Throughout, Master Chu was patient and relaxed,
bringing his own special brand of scientific method and humor to bear
on everything. Slowly, he led me to an understanding of this high art
which represented his life’s work. These sessions opened up whole
new subjects for me that I never even knew existed and, needless to
say, inspired a voluminous amount of note taking and further reading on
my part.
Since Nei Kung was the foundation for the entire
system of Tai Chi Chuan as he conceived it, the range of subject matter
was formidable. It stretched from secret principles of physical
conditioning, to theories of fighting and martial art styles; from
Chinese history, medicine and acupuncture, to philosophy and meditation
technique; and finally to interpretation of the Tao Te Ching, which is
the seminal Taoist tract which started it all. The breadth of this
man’s knowledge was absolutely enormous. And so, consequently,
was the first draft of the book, which after two years of work, totaled
over four hundred pages.
Absolute accuracy and precision were paramount in
Master Chu’s mind. This book was to be both an explanation and a
practical workbook. In addition to the text, illustrations of the core
principles of alignment in the system had to be drawn. Also, each of
the ten postures had to be photographed and then delineated with exact
sequential instructions that would reflect the sequence of the
pictures.
This next phase of the project, as a consequence,
involved coordinating a small army of Master Chu’s family and
student volunteers to pull all of these conceptual elements together
and make them real. Eventually, after another year and a half, the
massive manuscript got boiled down to a sleek book of seventy-five
pages of the essence of Nei Kung.
On those Saturdays during the first couple of
years of writing, when we had finished our work for the day, Master Chu
would take me down to Chinatown for a meal at one of the many
restaurants where he is known simply as Sifu. Here, too, he was full of
information, always eager to explain any aspect of Chinese culture to
me from every day life to the most esoteric concepts of the great
sages. For me, this whole experience was far more than just assisting a
man with the text of a book, it was an education.
In 1986, the Book of Nei Kung was published. It
has been honored by both martial arts masters and laymen alike as a
ground breaking classic.
I stayed on with my classes with Master Chu for a
few more years after that until, as with all things, time and
circumstances took me elsewhere.
In 1992, I came to a fork in the road in my life.

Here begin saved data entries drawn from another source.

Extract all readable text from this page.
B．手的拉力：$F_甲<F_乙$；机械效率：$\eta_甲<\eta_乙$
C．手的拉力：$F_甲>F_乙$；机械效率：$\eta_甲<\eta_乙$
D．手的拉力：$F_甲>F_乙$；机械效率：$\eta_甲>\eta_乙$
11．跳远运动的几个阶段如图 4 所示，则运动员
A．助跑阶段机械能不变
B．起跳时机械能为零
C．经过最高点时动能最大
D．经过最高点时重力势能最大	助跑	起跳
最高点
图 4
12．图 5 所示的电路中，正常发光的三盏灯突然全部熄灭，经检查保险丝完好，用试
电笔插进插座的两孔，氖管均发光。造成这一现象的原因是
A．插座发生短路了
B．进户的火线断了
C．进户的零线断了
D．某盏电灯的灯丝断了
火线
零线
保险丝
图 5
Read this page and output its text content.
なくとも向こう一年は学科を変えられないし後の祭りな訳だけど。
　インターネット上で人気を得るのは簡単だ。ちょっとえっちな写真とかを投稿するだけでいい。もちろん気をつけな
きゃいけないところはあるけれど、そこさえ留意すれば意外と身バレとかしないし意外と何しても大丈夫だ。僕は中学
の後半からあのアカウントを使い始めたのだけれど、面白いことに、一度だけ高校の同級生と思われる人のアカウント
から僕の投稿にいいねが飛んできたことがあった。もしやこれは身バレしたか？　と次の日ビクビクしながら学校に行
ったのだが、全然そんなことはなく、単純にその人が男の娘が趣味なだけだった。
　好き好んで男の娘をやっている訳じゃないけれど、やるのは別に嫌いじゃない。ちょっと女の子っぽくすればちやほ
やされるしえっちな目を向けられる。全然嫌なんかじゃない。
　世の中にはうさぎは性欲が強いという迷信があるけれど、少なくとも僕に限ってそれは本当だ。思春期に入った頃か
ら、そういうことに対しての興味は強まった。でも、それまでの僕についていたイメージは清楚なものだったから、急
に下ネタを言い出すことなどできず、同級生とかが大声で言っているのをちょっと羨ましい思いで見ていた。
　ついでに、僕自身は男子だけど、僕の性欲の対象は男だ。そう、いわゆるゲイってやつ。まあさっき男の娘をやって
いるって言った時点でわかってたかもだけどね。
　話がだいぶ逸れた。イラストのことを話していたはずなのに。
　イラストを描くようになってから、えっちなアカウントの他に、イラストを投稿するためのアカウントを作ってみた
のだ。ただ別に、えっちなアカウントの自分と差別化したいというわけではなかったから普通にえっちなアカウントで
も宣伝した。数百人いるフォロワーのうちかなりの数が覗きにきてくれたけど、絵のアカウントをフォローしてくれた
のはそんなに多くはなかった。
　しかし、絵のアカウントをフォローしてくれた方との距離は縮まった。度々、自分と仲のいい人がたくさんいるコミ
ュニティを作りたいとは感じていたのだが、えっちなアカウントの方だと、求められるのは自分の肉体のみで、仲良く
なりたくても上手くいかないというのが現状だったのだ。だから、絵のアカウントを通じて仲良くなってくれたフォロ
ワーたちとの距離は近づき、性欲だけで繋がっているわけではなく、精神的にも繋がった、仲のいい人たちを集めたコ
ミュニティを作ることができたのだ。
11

Writing opportunities had brought me to Los Angeles and in the course
of business I made the acquaintance of a fellow New Yorker. Somewhere
in the middle of a conversation at lunch one day, he mentioned that he
had taken a great seminar in Chinese energy exercises in New York with
a Tai Chi master. He said he wished the teacher was in L.A. so that he
could study here. I asked him what the teacher’s name was and
when he said Master Chu I told him my whole story. We both flipped out
over the coincidence. He offered right then and there to pay me to
teach him Nei Kung.
Although I had been practicing Nei Kung faithfully
over the years, I never considered teaching it. I didn’t see
myself that way. I said I would love to try it, but that I would have
to get Master Chu’s permission. When I called to ask Master Chu
his response was simple and direct, "Yes. I certify you. Open a school
if you want." It was one of the proudest moments of my life.
I started teaching. From this one student, others
came; and by word of mouth, more came; and now several years later, I
have introduced literally hundreds of people to Nei Kung and Tai Chi.
So this is my story. I put it into the best words
I could, but we all know this: That no few lines of text can do justice
to the impact that the generous, knowledgeable and open minded Master
C. K. Chu has had on all of our lives. Through his genius in the
martial arts, as well as his example as a human being he deserves our
deep and heartfelt gratitude. Thank you, Sifu. Go with Nature.